I’ve just never been irritated at a Chick-fil-A before, so it was hard for me to digest, but I did get into a honking match with another customer in a McDonald’s drive-thru once, so I get it.

The point is, working in fast food, working in restaurants, or any customer service-oriented job can be incredibly stressful. You’re dealing with the general public, and if you’ve ever attended a state fair, then you know exactly the image of the general public I’m describing.

Personally, I think everyone should spend a few weeks working in a customer-facing role where they get a chance to truly interact with random people.
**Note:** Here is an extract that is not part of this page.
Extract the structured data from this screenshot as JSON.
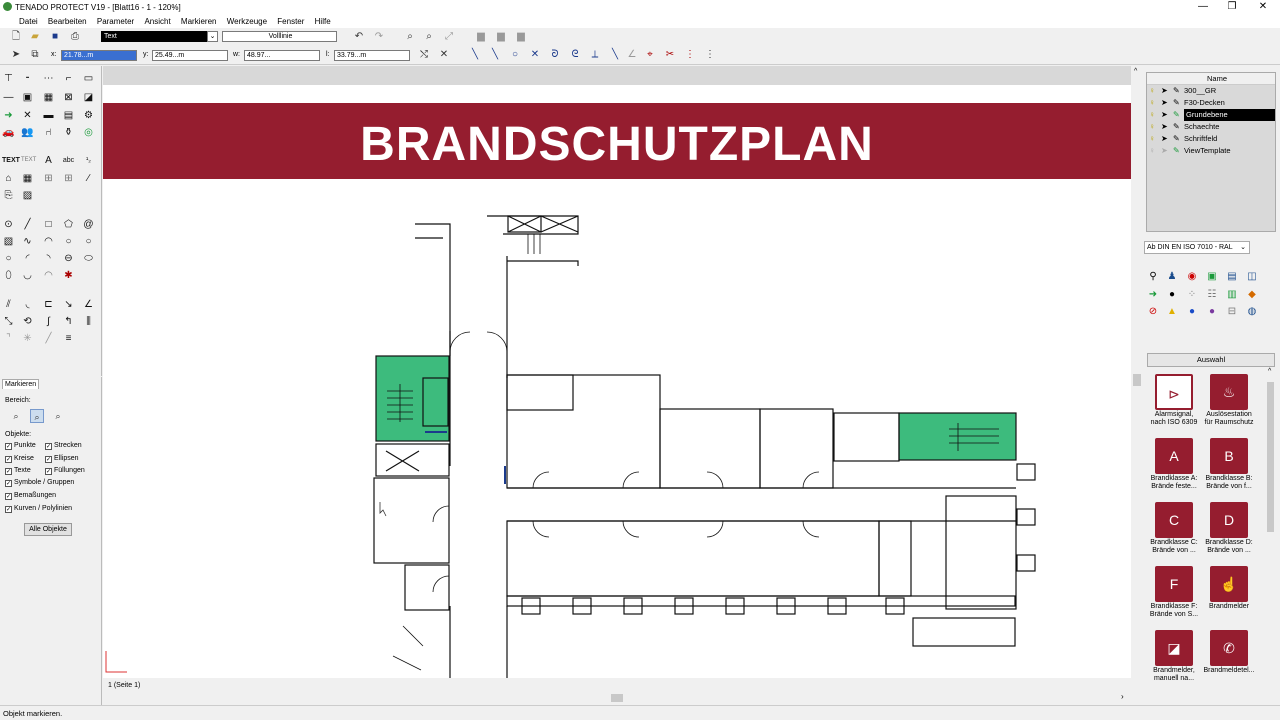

It would teach all of us a lot about handling a sense of urgency and accountability, and creating customer-obsessed experiences.

The funny thing is that the longer I thought about it, the more I realized that the value of those jobs isn’t really about learning how to take an order, carry a tray, or hand someone a bag of chicken.

The value is learning how to deal with people.

Every shift is a crash course in communication. Every customer interaction is a lesson in patience. Every mistake becomes an opportunity to figure out how to make someone feel heard.

Most of us spend our careers working with other human beings, yet very few of us ever receive any formal training on how to interact with them. We learn finance, sales, marketing, engineering, operations, and a hundred other technical skills. What we rarely learn is how to listen, how to stay calm when someone is frustrated, how to read a room, or how to navigate a difficult conversation without making it worse.

Spend a few weeks in a restaurant, and you’ll quickly discover that people are carrying around all kinds of things that have nothing to do with you. The customer yelling about their fries might have had a terrible day. The person being short with you could be dealing with something difficult at home. That doesn’t excuse bad behavior, but it does teach you an important lesson: not every interaction is actually about you.

Imagine how much better our workplaces would be if more people understood that. Imagine how many unnecessary arguments, passive-aggressive emails, Slack messages, and conference room standoffs could be avoided if we paused long enough to give each other the benefit of the doubt. Most workplace problems aren’t really process problems. They’re people problems disguised as process problems.

Working in customer service teaches you something that many professionals never fully learn: every interaction is a chance to make someone’s day a little better or a little worse.

The same thing is true in our careers. The people who create the best teams, build the strongest cultures, and earn the most trust are rarely the smartest people in the room. They’re usually the people who understand how to engage with others, communicate clearly, show empathy, and make the people around them feel valued.

Funny enough, those lessons might start with a spicy chicken sandwich and the wrong dipping sauce. (Probably someone giving you Chick-fil-A sauce instead of Polynesian!)